En forêt d'Avricourt, les propriétaires ont de la chance dans leur malheur: les épicéas étaient mélangées à d'autres essences, feuillus ou pins sylvestres, résistantes au scolyte. La forêt ne sera pas totalement rasée. Mais ce n'est pas le plus fréquent. Au siècle précédent, des milliers d'hectares ont été livrés à la monoculture de l'épicéa, un arbre "rentable" qui pousse vite et droit.
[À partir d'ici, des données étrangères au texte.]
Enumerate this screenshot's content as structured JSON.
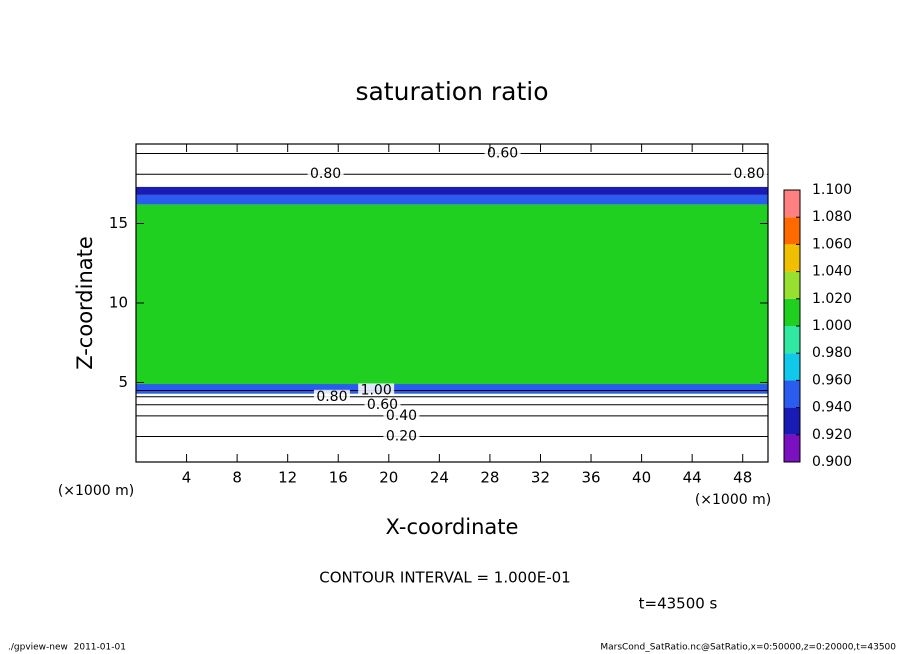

Selon Didier Daclin, ce type d'exploitation va disparaître. La forêt de demain sera mixte, associant plusieurs essences dans un subtil dosage pour limiter les risques sanitaires. Un modèle par ailleurs plus favorable à la biodiversité et à la préservation des sols.

Coupe claire

Mais le reboisement nécessitera du temps, de l'argent... Et des compétences. Les propriétaires forestiers ne sont pas forcément qualifiés. Ils sont assistés dans leurs choix par les 360 techniciens du Centre National de la Propriété Forestière (CNPF), un établissement public rattaché au ministère de l'Agriculture. C'est peu, pour s'occuper des trois quarts de la forêt française, détenus par des propriétaires privés. A comparer aux 4.000 agents de l'ONF affectés aux forêts publiques.

Curieusement, c'est en pleine crise de la forêt française que le gouvernement s'apprête à réduire de 15% la dotation du CNPF. Cette coupe claire résulte de la baisse des taxes foncières payées (entre autres) par les forestiers. Mais ceux-ci ne décolèrent pas : ils préfèrent continuer à verser l'impôt et bénéficier de ce soutien technique.

On ne comprend pas .. . On entend le Président de la République se mobiliser pour la forêt amazonienne... Et amputer les crédits du "médecin de la forêt" en France!
- Jean Birck, propriétaire forestier lorrain

Plus largement, les propriétaires sylviculteurs ont le sentiment que les pouvoirs publics n'ont pas pris la mesure de la catatrophe en cours. Le gouvernement allemand, de son côté, s'apprête à verser 800 millions d'euros, sur quatre ans, pour préserver les massifs forestiers.

La forêt, qu'elle soit publique ou privée, représente à la fois un enjeu économique et un atout écologique : elle fixe des millions de tonnes de carbone et abrite une grande partie de la biodiversité dans notre pays. Confrontée au problème climatique, elle pourrait être une partie de la solution. Encore faut-il s'en donner les moyens.